E.g. older Gdb versions reported function names resolved with symbol tables, but because code can have a *huge* amount of non-exported functions between the exported symbol addresses, they can be *completely* misleading.  In newer versions Gdb doesn't anymore present symbol table based "guesses".
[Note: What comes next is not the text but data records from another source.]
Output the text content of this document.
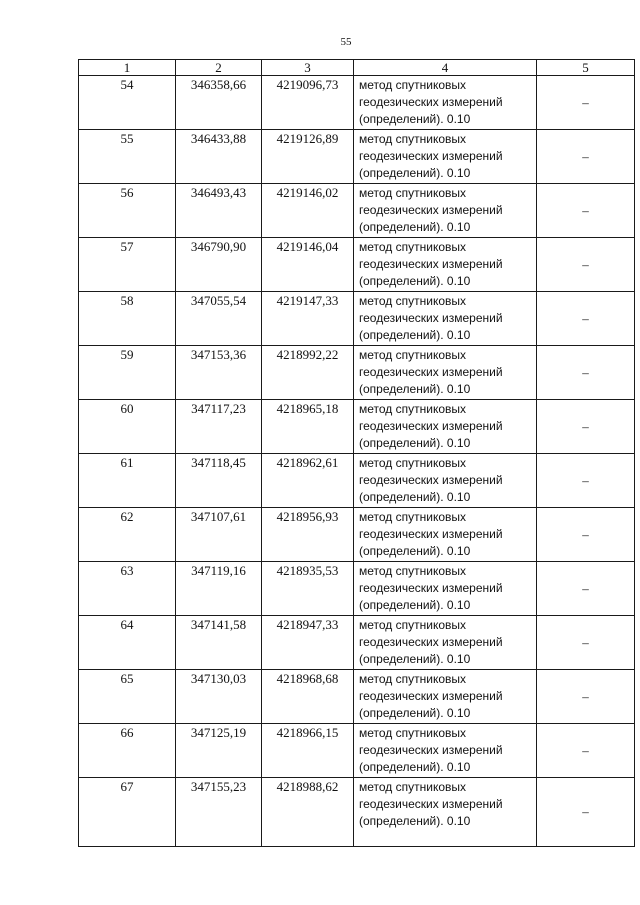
55
1	2	3	4	5
54	346358,66	4219096,73	метод спутниковых
геодезических измерений
(определений). 0.10	–
55	346433,88	4219126,89	метод спутниковых
геодезических измерений
(определений). 0.10	–
56	346493,43	4219146,02	метод спутниковых
геодезических измерений
(определений). 0.10	–
57	346790,90	4219146,04	метод спутниковых
геодезических измерений
(определений). 0.10	–
58	347055,54	4219147,33	метод спутниковых
геодезических измерений
(определений). 0.10	–
59	347153,36	4218992,22	метод спутниковых
геодезических измерений
(определений). 0.10	–
60	347117,23	4218965,18	метод спутниковых
геодезических измерений
(определений). 0.10	–
61	347118,45	4218962,61	метод спутниковых
геодезических измерений
(определений). 0.10	–
62	347107,61	4218956,93	метод спутниковых
геодезических измерений
(определений). 0.10	–
63	347119,16	4218935,53	метод спутниковых
геодезических измерений
(определений). 0.10	–
64	347141,58	4218947,33	метод спутниковых
геодезических измерений
(определений). 0.10	–
65	347130,03	4218968,68	метод спутниковых
геодезических измерений
(определений). 0.10	–
66	347125,19	4218966,15	метод спутниковых
геодезических измерений
(определений). 0.10	–
67	347155,23	4218988,62	метод спутниковых
геодезических измерений
(определений). 0.10	–
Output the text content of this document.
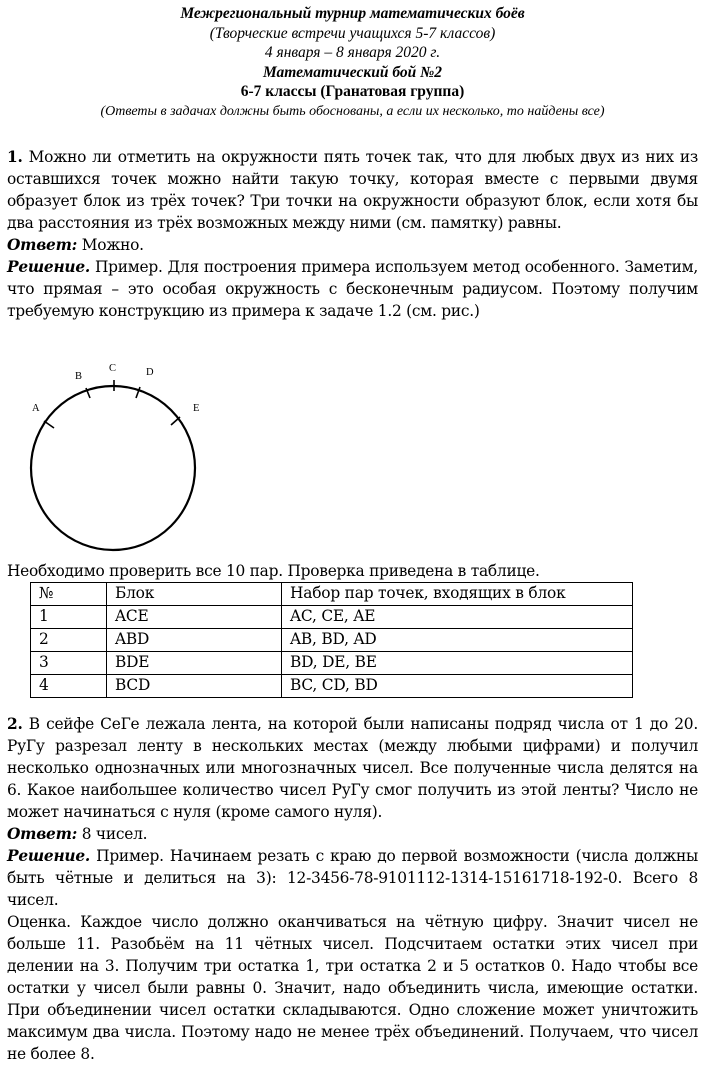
Межрегиональный турнир математических боёв
(Творческие встречи учащихся 5-7 классов)
4 января – 8 января 2020 г.
Математический бой №2
6-7 классы (Гранатовая группа)
(Ответы в задачах должны быть обоснованы, а если их несколько, то найдены все)

1. Можно ли отметить на окружности пять точек так, что для любых двух из них из оставшихся точек можно найти такую точку, которая вместе с первыми двумя образует блок из трёх точек? Три точки на окружности образуют блок, если хотя бы два расстояния из трёх возможных между ними (см. памятку) равны.

Ответ: Можно.

Решение. Пример. Для построения примера используем метод особенного. Заметим, что прямая – это особая окружность с бесконечным радиусом. Поэтому получим требуемую конструкцию из примера к задаче 1.2 (см. рис.)

A
B
C	D
E

Необходимо проверить все 10 пар. Проверка приведена в таблице.

№	Блок	Набор пар точек, входящих в блок
1	ACE	AC, CE, AE
2	ABD	AB, BD, AD
3	BDE	BD, DE, BE
4	BCD	BC, CD, BD

2. В сейфе СеГе лежала лента, на которой были написаны подряд числа от 1 до 20. РуГу разрезал ленту в нескольких местах (между любыми цифрами) и получил несколько однозначных или многозначных чисел. Все полученные числа делятся на 6. Какое наибольшее количество чисел РуГу смог получить из этой ленты? Число не может начинаться с нуля (кроме самого нуля).

Ответ: 8 чисел.

Решение. Пример. Начинаем резать с краю до первой возможности (числа должны быть чётные и делиться на 3): 12-3456-78-9101112-1314-15161718-192-0. Всего 8 чисел.

Оценка. Каждое число должно оканчиваться на чётную цифру. Значит чисел не больше 11. Разобьём на 11 чётных чисел. Подсчитаем остатки этих чисел при делении на 3. Получим три остатка 1, три остатка 2 и 5 остатков 0. Надо чтобы все остатки у чисел были равны 0. Значит, надо объединить числа, имеющие остатки. При объединении чисел остатки складываются. Одно сложение может уничтожить максимум два числа. Поэтому надо не менее трёх объединений. Получаем, что чисел не более 8.
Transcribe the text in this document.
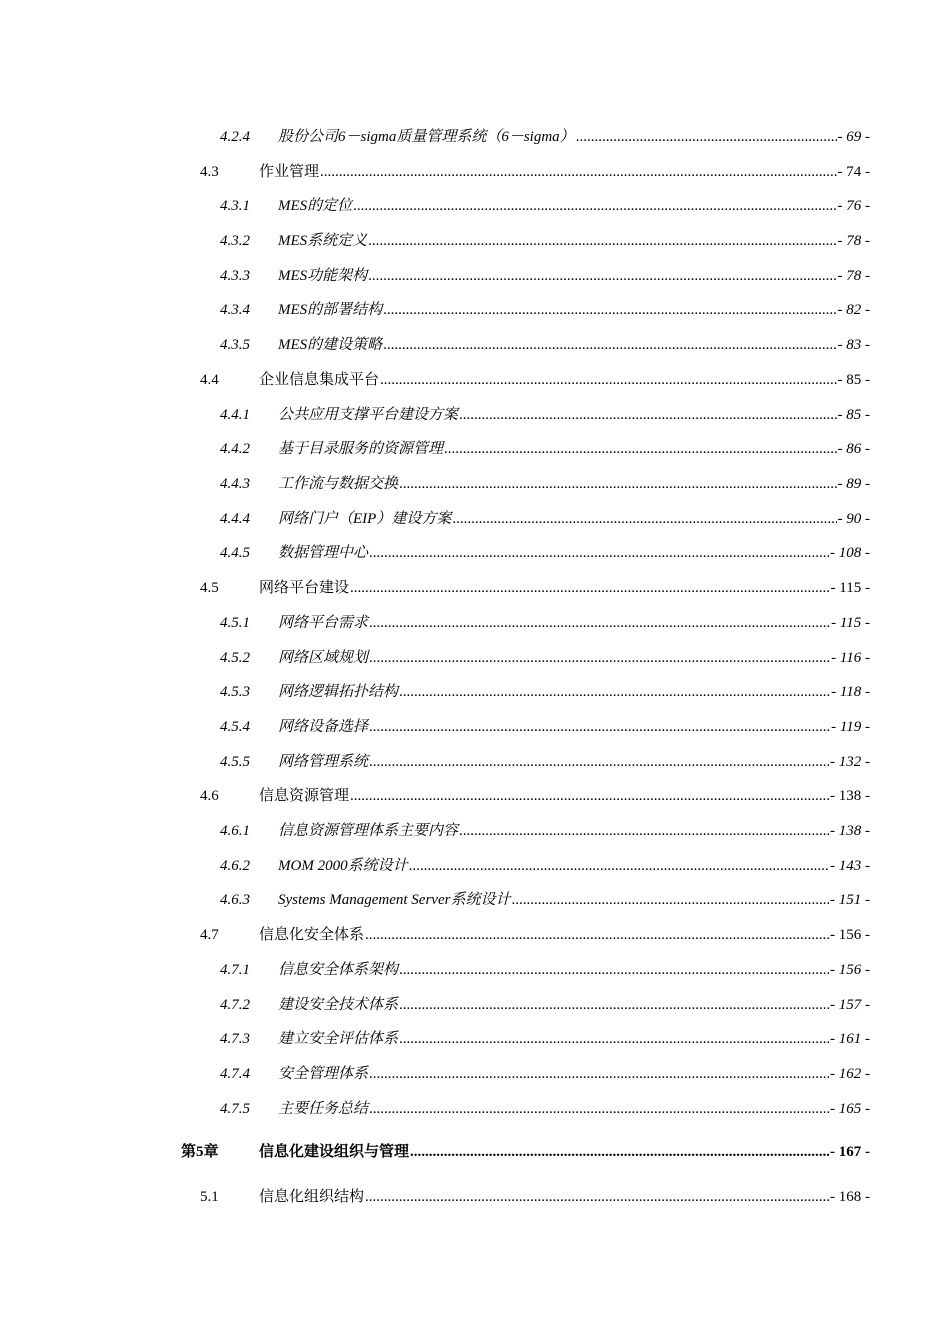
4.2.4	股份公司6－sigma质量管理系统（6－sigma） .....	- 69 -
4.3	作业管理 .....	- 74 -
4.3.1	MES的定位 .....	- 76 -
4.3.2	MES系统定义 .....	- 78 -
4.3.3	MES功能架构 .....	- 78 -
4.3.4	MES的部署结构 .....	- 82 -
4.3.5	MES的建设策略 .....	- 83 -
4.4	企业信息集成平台 .....	- 85 -
4.4.1	公共应用支撑平台建设方案 .....	- 85 -
4.4.2	基于目录服务的资源管理 .....	- 86 -
4.4.3	工作流与数据交换 .....	- 89 -
4.4.4	网络门户（EIP）建设方案 .....	- 90 -
4.4.5	数据管理中心 .....	- 108 -
4.5	网络平台建设 .....	- 115 -
4.5.1	网络平台需求 .....	- 115 -
4.5.2	网络区域规划 .....	- 116 -
4.5.3	网络逻辑拓扑结构 .....	- 118 -
4.5.4	网络设备选择 .....	- 119 -
4.5.5	网络管理系统 .....	- 132 -
4.6	信息资源管理 .....	- 138 -
4.6.1	信息资源管理体系主要内容 .....	- 138 -
4.6.2	MOM 2000系统设计 .....	- 143 -
4.6.3	Systems Management Server系统设计 .....	- 151 -
4.7	信息化安全体系 .....	- 156 -
4.7.1	信息安全体系架构 .....	- 156 -
4.7.2	建设安全技术体系 .....	- 157 -
4.7.3	建立安全评估体系 .....	- 161 -
4.7.4	安全管理体系 .....	- 162 -
4.7.5	主要任务总结 .....	- 165 -
第5章	信息化建设组织与管理 .....	- 167 -
5.1	信息化组织结构 .....	- 168 -
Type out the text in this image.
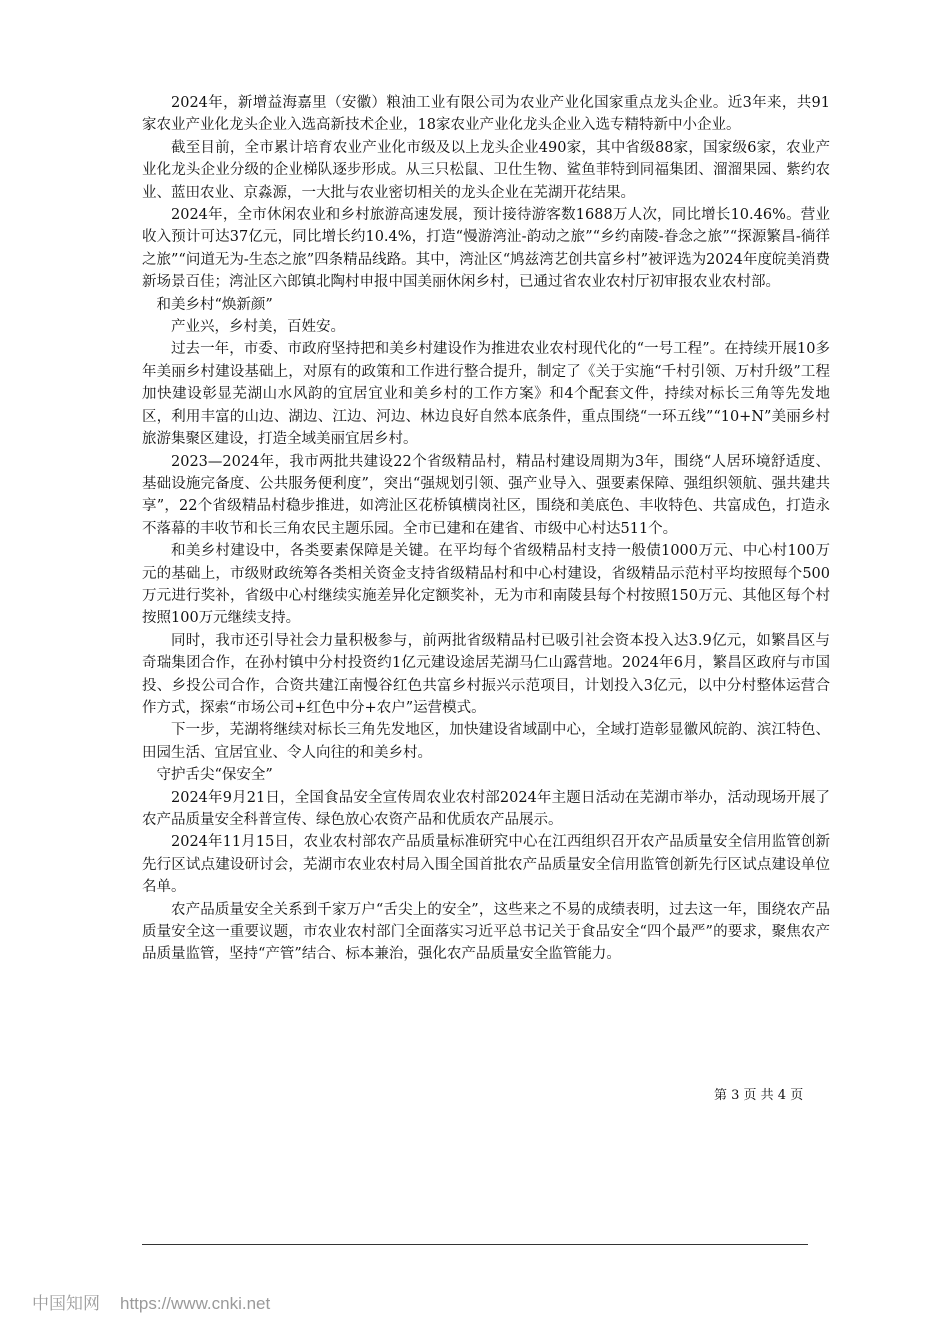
2024年，新增益海嘉里（安徽）粮油工业有限公司为农业产业化国家重点龙头企业。近3年来，共91家农业产业化龙头企业入选高新技术企业，18家农业产业化龙头企业入选专精特新中小企业。

截至目前，全市累计培育农业产业化市级及以上龙头企业490家，其中省级88家，国家级6家，农业产业化龙头企业分级的企业梯队逐步形成。从三只松鼠、卫仕生物、鲨鱼菲特到同福集团、溜溜果园、紫约农业、蓝田农业、京淼源，一大批与农业密切相关的龙头企业在芜湖开花结果。

2024年，全市休闲农业和乡村旅游高速发展，预计接待游客数1688万人次，同比增长10.46%。营业收入预计可达37亿元，同比增长约10.4%，打造“慢游湾沚-韵动之旅”“乡约南陵-眷念之旅”“探源繁昌-徜徉之旅”“问道无为-生态之旅”四条精品线路。其中，湾沚区“鸠兹湾艺创共富乡村”被评选为2024年度皖美消费新场景百佳；湾沚区六郎镇北陶村申报中国美丽休闲乡村，已通过省农业农村厅初审报农业农村部。

和美乡村“焕新颜”

产业兴，乡村美，百姓安。

过去一年，市委、市政府坚持把和美乡村建设作为推进农业农村现代化的“一号工程”。在持续开展10多年美丽乡村建设基础上，对原有的政策和工作进行整合提升，制定了《关于实施“千村引领、万村升级”工程加快建设彰显芜湖山水风韵的宜居宜业和美乡村的工作方案》和4个配套文件，持续对标长三角等先发地区，利用丰富的山边、湖边、江边、河边、林边良好自然本底条件，重点围绕“一环五线”“10+N”美丽乡村旅游集聚区建设，打造全域美丽宜居乡村。

2023—2024年，我市两批共建设22个省级精品村，精品村建设周期为3年，围绕“人居环境舒适度、基础设施完备度、公共服务便利度”，突出“强规划引领、强产业导入、强要素保障、强组织领航、强共建共享”，22个省级精品村稳步推进，如湾沚区花桥镇横岗社区，围绕和美底色、丰收特色、共富成色，打造永不落幕的丰收节和长三角农民主题乐园。全市已建和在建省、市级中心村达511个。

和美乡村建设中，各类要素保障是关键。在平均每个省级精品村支持一般债1000万元、中心村100万元的基础上，市级财政统筹各类相关资金支持省级精品村和中心村建设，省级精品示范村平均按照每个500万元进行奖补，省级中心村继续实施差异化定额奖补，无为市和南陵县每个村按照150万元、其他区每个村按照100万元继续支持。

同时，我市还引导社会力量积极参与，前两批省级精品村已吸引社会资本投入达3.9亿元，如繁昌区与奇瑞集团合作，在孙村镇中分村投资约1亿元建设途居芜湖马仁山露营地。2024年6月，繁昌区政府与市国投、乡投公司合作，合资共建江南慢谷红色共富乡村振兴示范项目，计划投入3亿元，以中分村整体运营合作方式，探索“市场公司+红色中分+农户”运营模式。

下一步，芜湖将继续对标长三角先发地区，加快建设省域副中心，全域打造彰显徽风皖韵、滨江特色、田园生活、宜居宜业、令人向往的和美乡村。

守护舌尖“保安全”

2024年9月21日，全国食品安全宣传周农业农村部2024年主题日活动在芜湖市举办，活动现场开展了农产品质量安全科普宣传、绿色放心农资产品和优质农产品展示。

2024年11月15日，农业农村部农产品质量标准研究中心在江西组织召开农产品质量安全信用监管创新先行区试点建设研讨会，芜湖市农业农村局入围全国首批农产品质量安全信用监管创新先行区试点建设单位名单。

农产品质量安全关系到千家万户“舌尖上的安全”，这些来之不易的成绩表明，过去这一年，围绕农产品质量安全这一重要议题，市农业农村部门全面落实习近平总书记关于食品安全“四个最严”的要求，聚焦农产品质量监管，坚持“产管”结合、标本兼治，强化农产品质量安全监管能力。

第 3 页 共 4 页
中国知网 https://www.cnki.net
Comment 22 Julian Seward 2013-10-18 13:25:06 UTC
(In reply to comment #20)
> Created attachment 76362 [details]
> Path for switching on manual unwinding

Modified version of this patch committed as 13657; thanks for the patch.

Closing this now.  This has actually been tracking multiple separate
issues (excessive mem use for debuginfo, and EXIDX support) and it
would be better to open new bugs for those things separately, if
required.
Comment 23 Julian Seward 2014-09-02 21:40:35 UTC
EXIDX unwind support was added in r14217.